Seferihisar’ın bir ara sokağında hayatını değiştirecek kararı aldığında 40 yaşındaydı ve bu kararı alması 4 saniye bile sürmemişti. Yıllardır büyükşehirde yaşıyor, modern dünyanın hediyesi bilgi teknolojileri alanında, zaman zaman rakamlarla, reklamlarla, paralarla boğuşarak çalışıyordu.
O eski Rum evini görene kadar…
Büyükşehirdeki keşmekeşi bırakıp sakin bir yaşamı, “kentten köye” göç etmeyi seçtiğinde önce o Rum evini kiralamak için arabasını sattı, daha ucuz olsun diye ikinci el mobilyalar satın aldı, her birini teker teker boyadı.
Asmaların üstünü örttüğü bahçeye masaları, sandalyeleri yerleştirdi. İkinci kata çıkan merdivenleri de rengarenk boyadı.
Rum evinin birkaç odası vardı onları konukları için hazırladı. Her birinin dolabında, yatağında, örtüsünde eski zamanların sıcaklığı, bir köy evinin rahatlığı, çabucak yaşanıp bitmeyen sevgilerin özeni vardı.
Bahçedeki asmalara kurdeleler, nazar boncukları, rüzgarın ses verdiği deniz kabukları astı, bir de duvarın ardından ancak dikkatli bakanların görebileceği küçük ışıklar…
Büyük paralar, büyük binalar, büyük unvanlı insanlar arasında yaşamaktansa sakin bir kasabada sadece “kendini geçindirecek” parayla yaşamayı tercih etmiş, butik otel haline getirdiği eski Rum evinin az sayıdaki müşterisiyle zamanını paylaşmayı istemişti.
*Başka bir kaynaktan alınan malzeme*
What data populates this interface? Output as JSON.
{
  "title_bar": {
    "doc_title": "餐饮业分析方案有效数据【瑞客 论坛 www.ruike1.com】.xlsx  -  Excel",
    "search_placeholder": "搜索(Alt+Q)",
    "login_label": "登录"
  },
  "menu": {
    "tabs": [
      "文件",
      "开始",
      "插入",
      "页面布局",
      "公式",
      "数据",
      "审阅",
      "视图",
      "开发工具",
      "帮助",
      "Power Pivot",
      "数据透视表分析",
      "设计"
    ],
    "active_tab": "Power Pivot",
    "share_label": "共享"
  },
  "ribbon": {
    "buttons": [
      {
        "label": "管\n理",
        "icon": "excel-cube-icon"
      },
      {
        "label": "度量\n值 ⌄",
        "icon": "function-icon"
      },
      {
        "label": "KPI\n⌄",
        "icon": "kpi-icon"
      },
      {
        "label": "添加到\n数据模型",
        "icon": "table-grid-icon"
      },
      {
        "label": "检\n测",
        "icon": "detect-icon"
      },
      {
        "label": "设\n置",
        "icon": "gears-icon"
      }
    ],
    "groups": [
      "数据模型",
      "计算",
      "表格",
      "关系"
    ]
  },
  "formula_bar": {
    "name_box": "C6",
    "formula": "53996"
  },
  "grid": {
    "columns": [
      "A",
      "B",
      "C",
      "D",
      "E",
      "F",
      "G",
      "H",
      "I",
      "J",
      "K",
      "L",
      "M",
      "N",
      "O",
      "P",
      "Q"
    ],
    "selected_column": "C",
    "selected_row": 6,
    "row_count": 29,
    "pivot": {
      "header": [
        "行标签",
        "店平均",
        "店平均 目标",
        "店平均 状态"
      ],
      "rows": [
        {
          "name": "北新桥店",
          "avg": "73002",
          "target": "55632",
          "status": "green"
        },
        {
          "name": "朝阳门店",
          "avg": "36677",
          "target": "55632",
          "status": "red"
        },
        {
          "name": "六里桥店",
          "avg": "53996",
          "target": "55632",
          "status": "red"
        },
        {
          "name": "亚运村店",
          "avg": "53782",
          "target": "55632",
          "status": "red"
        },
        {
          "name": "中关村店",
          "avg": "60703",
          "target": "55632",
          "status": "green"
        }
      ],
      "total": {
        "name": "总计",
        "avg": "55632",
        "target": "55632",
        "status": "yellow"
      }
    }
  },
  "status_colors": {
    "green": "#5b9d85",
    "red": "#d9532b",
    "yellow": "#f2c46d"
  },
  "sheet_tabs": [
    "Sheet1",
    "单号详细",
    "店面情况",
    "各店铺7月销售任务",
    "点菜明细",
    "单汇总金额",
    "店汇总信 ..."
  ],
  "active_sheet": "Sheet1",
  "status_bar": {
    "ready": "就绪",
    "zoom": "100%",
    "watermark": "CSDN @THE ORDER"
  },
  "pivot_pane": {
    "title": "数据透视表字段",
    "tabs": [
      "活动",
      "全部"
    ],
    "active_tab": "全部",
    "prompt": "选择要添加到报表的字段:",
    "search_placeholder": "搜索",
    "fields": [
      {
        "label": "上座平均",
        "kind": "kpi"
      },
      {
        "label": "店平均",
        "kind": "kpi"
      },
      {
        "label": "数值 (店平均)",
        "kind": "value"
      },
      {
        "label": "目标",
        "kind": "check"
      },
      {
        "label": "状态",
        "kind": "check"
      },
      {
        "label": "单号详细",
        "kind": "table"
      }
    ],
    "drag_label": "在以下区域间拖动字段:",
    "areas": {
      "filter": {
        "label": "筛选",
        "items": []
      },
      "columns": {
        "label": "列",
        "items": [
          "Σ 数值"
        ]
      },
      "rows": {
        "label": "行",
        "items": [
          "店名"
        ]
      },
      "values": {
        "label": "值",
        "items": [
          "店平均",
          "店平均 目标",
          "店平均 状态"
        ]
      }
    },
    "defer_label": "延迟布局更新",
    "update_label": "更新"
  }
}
Hiç görmediği, tanımadığı, bilmediği bir sokakta, 40’tan sonra 0’dan bir hayat kurmasının nedenini de küçük ışıkların çağırdığı bahçede misafirlerine şöyle anlattı:
“Aslen Bartınlıyım ben. Bartın’ın Ulus ilçesinde doğmuşum. Üniversitede turizm otelcilik eğitimi aldım ama hep büyükşehirlerde bilgi teknolojileri, reklamcılık gibi alanlarda çalıştım. O kalabalıktan yorulmuştum. Sabah 09.00 akşam 06.00 arası çalışmak hiç bana göre değildi zaten. O hayatı benimsemedim. Arabamı sattım, biraz kıyıda param vardı onu da kattım, biraz da borçlandım. Henüz 1 yıl oldu yeni bir dünyaya adım atalı. Büyük paralar peşinde değilim. Ben hayalini kurduğum bir hayatı seçtim…”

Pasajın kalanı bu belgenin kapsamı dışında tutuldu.